I am not a fan of Russia or Putin but Georgia deserved the spanking it got from the Russian military. The Russian action was a response to a massive violation of the ceasefire by Georgia. I’m sure that the US has yanked the chain on the Georgian leader and hopefully they will not be so stupid again.

lexhamfox on August 12, 2008 at 3:39 PM

Why am I not surprised to find lexhamfox parroting the Russian line?

MarkTheGreat on August 12, 2008 at 3:54 PM

I am not a fan of Russia or Putin but Georgia deserved the spanking it got from the Russian military. The Russian action was a response to a massive violation of the ceasefire by Georgia. I’m sure that the US has yanked the chain on the Georgian leader and hopefully they will not be so stupid again.

lexhamfox on August 12, 2008 at 3:39 PM

So you fully support the shelling and bombing of major population centers of the country? You’ll be glad for every dead civilian Russia is responsible for in that sovereign nation?

MadisonConservative on August 12, 2008 at 3:58 PM

The Russians would argue that they are fighting for the freedom of South Ossetia. Just saying.

fossten on August 12, 2008 at 9:11 AM

And the Russians would be wrong–point of fact, they’d be lying. The Truth is not relative.

baldilocks on August 12, 2008 at 4:16 PM

Bigfoot on August 12, 2008 at 8:31 AM

True dat…

Liberty or Death on August 12, 2008 at 4:20 PM

“So you fully support the shelling and bombing of major population centers of the country?”

Madison

No more than you would support a full scale attack by Georgia on the local population centers in a surprise attack which left lots of civilians dead. The Russian attack came after the Georgian assault.
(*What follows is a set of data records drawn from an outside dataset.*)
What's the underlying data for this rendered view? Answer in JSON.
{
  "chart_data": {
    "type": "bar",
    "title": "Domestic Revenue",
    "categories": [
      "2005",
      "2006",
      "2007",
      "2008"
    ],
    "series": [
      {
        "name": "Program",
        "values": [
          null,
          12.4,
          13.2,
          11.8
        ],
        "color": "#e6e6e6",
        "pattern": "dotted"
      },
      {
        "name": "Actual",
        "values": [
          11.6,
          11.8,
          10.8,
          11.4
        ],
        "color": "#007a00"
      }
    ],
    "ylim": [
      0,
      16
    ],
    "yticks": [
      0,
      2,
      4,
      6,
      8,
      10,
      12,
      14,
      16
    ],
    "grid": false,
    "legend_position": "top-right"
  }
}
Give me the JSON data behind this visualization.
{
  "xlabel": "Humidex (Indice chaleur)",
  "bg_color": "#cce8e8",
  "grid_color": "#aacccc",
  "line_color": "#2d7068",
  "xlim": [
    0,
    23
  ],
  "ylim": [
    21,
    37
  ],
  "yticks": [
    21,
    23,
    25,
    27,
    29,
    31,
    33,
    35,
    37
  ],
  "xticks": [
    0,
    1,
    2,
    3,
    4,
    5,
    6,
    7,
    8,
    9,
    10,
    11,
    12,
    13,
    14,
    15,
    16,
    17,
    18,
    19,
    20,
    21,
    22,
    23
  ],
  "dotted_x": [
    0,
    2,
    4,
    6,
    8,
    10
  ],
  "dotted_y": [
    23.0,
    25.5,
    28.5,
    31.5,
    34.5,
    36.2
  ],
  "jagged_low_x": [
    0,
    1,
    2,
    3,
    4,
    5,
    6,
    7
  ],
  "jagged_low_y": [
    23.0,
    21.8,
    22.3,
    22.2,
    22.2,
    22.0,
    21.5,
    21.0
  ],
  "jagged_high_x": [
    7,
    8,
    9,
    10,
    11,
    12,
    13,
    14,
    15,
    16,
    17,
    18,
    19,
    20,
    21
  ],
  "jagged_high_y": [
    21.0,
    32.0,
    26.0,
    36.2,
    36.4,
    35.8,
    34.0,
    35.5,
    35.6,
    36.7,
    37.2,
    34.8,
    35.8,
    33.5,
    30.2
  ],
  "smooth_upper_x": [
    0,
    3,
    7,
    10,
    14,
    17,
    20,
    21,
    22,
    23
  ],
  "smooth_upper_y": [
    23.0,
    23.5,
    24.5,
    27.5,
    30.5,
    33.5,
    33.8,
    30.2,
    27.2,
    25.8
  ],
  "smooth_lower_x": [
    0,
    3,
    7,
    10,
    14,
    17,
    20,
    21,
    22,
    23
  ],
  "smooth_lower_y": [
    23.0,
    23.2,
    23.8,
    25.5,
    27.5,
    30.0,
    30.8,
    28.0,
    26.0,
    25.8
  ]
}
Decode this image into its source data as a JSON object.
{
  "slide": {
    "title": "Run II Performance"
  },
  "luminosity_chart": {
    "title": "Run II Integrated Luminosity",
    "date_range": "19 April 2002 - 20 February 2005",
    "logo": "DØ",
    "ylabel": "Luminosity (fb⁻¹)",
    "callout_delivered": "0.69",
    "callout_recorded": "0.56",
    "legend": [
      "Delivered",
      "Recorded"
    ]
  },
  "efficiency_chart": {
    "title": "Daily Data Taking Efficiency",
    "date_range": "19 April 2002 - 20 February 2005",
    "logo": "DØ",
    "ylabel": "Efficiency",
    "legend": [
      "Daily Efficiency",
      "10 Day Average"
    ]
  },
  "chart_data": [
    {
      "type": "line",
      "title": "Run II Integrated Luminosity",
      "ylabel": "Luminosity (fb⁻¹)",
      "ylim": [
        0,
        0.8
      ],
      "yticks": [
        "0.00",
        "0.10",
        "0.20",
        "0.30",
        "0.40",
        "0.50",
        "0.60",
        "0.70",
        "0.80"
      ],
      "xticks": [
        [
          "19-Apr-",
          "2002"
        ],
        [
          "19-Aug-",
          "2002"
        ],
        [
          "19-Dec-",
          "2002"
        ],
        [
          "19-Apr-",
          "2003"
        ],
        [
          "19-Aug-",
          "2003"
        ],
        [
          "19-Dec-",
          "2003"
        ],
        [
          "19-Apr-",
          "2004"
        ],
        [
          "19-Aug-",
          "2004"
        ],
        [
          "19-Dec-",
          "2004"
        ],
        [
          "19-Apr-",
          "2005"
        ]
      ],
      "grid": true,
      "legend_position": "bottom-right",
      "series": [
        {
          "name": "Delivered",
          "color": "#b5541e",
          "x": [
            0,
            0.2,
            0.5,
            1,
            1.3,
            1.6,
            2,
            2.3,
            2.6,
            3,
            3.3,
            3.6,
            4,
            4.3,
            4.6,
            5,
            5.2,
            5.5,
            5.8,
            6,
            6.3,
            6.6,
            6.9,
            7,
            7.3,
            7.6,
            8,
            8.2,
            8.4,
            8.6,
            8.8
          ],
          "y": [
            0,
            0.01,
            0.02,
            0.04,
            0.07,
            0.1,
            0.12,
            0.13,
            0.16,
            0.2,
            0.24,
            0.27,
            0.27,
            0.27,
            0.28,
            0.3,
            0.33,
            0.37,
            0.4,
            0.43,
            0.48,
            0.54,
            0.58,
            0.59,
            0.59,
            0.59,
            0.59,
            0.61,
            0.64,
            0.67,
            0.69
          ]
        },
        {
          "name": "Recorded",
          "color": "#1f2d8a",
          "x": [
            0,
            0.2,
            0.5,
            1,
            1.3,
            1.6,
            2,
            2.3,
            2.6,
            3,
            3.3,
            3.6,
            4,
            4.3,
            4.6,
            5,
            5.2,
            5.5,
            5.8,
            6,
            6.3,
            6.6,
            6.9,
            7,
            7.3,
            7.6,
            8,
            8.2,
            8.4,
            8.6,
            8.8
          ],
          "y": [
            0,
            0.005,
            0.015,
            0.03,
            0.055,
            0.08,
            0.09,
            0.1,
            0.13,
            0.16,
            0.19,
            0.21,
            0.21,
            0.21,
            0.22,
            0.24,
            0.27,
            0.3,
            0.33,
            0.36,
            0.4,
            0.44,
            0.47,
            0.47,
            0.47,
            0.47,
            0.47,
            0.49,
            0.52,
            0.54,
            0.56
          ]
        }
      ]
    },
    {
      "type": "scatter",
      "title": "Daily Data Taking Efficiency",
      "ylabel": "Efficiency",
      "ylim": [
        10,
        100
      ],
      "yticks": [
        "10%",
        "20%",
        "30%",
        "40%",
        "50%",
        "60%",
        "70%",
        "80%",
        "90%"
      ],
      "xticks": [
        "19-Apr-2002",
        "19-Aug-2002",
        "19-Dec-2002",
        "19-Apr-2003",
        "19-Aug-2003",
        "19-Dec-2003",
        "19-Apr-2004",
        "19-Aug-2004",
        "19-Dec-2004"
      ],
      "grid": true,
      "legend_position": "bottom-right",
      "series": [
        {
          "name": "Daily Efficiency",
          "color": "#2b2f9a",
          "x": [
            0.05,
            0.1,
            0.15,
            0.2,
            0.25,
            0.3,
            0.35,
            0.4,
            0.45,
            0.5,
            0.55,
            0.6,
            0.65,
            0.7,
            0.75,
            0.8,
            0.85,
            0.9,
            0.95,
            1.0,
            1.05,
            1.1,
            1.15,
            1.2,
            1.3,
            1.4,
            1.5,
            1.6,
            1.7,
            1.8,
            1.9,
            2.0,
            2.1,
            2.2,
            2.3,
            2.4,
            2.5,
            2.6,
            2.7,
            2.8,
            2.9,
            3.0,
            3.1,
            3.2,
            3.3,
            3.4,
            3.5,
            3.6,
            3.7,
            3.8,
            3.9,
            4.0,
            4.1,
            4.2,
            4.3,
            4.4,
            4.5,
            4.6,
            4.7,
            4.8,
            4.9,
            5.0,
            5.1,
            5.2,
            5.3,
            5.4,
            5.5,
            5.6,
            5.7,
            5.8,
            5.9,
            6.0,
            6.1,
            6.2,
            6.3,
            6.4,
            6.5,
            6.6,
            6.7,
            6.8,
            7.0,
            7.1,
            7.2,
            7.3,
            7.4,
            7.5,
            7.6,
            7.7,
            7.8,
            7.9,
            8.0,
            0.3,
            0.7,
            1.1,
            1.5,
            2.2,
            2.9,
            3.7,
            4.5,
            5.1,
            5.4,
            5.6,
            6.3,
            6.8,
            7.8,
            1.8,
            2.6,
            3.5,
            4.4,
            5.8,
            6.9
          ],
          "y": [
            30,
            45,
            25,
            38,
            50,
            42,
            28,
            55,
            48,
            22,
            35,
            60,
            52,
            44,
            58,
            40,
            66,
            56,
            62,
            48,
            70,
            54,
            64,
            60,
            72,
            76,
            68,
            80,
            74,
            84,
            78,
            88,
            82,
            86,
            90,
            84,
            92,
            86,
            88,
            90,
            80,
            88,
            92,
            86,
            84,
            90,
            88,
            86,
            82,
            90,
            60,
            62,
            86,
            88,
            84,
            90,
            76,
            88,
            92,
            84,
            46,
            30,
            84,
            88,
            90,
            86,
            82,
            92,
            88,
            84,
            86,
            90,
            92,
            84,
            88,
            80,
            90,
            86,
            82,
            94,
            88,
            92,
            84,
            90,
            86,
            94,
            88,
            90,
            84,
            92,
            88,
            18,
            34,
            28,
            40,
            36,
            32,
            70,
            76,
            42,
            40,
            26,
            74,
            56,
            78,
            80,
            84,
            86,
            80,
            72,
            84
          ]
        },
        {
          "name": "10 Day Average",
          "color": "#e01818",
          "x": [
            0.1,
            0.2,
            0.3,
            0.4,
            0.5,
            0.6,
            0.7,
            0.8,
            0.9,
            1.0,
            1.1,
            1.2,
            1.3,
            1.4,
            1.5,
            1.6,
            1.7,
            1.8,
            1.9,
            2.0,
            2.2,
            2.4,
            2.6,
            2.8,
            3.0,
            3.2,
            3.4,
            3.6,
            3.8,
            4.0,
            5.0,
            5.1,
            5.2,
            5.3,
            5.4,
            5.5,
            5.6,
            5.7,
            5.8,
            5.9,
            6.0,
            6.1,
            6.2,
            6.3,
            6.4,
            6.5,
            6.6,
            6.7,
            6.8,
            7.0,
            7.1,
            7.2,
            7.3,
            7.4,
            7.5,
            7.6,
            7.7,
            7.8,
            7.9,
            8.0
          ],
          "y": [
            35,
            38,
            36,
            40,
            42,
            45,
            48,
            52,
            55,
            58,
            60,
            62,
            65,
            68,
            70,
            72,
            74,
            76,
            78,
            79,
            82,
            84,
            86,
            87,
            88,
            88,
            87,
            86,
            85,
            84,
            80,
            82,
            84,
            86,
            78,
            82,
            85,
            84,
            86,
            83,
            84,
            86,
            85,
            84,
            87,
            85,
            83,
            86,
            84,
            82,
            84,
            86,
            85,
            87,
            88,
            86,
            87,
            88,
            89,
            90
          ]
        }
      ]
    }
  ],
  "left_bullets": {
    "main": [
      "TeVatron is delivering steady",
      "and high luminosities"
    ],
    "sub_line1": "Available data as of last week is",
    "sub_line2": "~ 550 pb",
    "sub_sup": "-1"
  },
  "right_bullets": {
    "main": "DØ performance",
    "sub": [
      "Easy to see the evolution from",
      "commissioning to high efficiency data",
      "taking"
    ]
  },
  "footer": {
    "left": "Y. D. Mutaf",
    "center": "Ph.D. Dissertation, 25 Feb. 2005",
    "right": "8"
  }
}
lexhamfox on August 12, 2008 at 4:45 PM

No more than you would support a full scale attack by Georgia on the local population centers in a surprise attack which left lots of civilians dead. The Russian attack came after the Georgian assault.

lexhamfox on August 12, 2008 at 4:45 PM

So no one from South Ossetia, which is a part of Georgia, attacked Georgia first?

Johan Klaus on August 12, 2008 at 4:52 PM

And we ignore the fact that the “peacekeepers” in South Ossetia were Russian Army. Since when has it ever been a good idea for one of the beligerants to be allowed to be self-declared peacekeepers? And what were these “peacekeepers” doing? Arming and training South Ossetians, South Ossetians who were given Russian passports and identity documents. So, are they Russians or South Ossetians?

coldwarrior on August 12, 2008 at 4:55 PM

South Ossetia had been laying roadside LEDs and attacking Georgian troops beforehand. Georgia was reacting to aggression.

Now tell me, was it worth it?

MadisonConservative on August 12, 2008 at 4:58 PM

Gah…I meant IEDs.

I’m friggin’ tired.

MadisonConservative on August 12, 2008 at 4:58 PM

TexasDan on August 12, 2008 at 1:18 PM

I would question anything in which Soros is involved.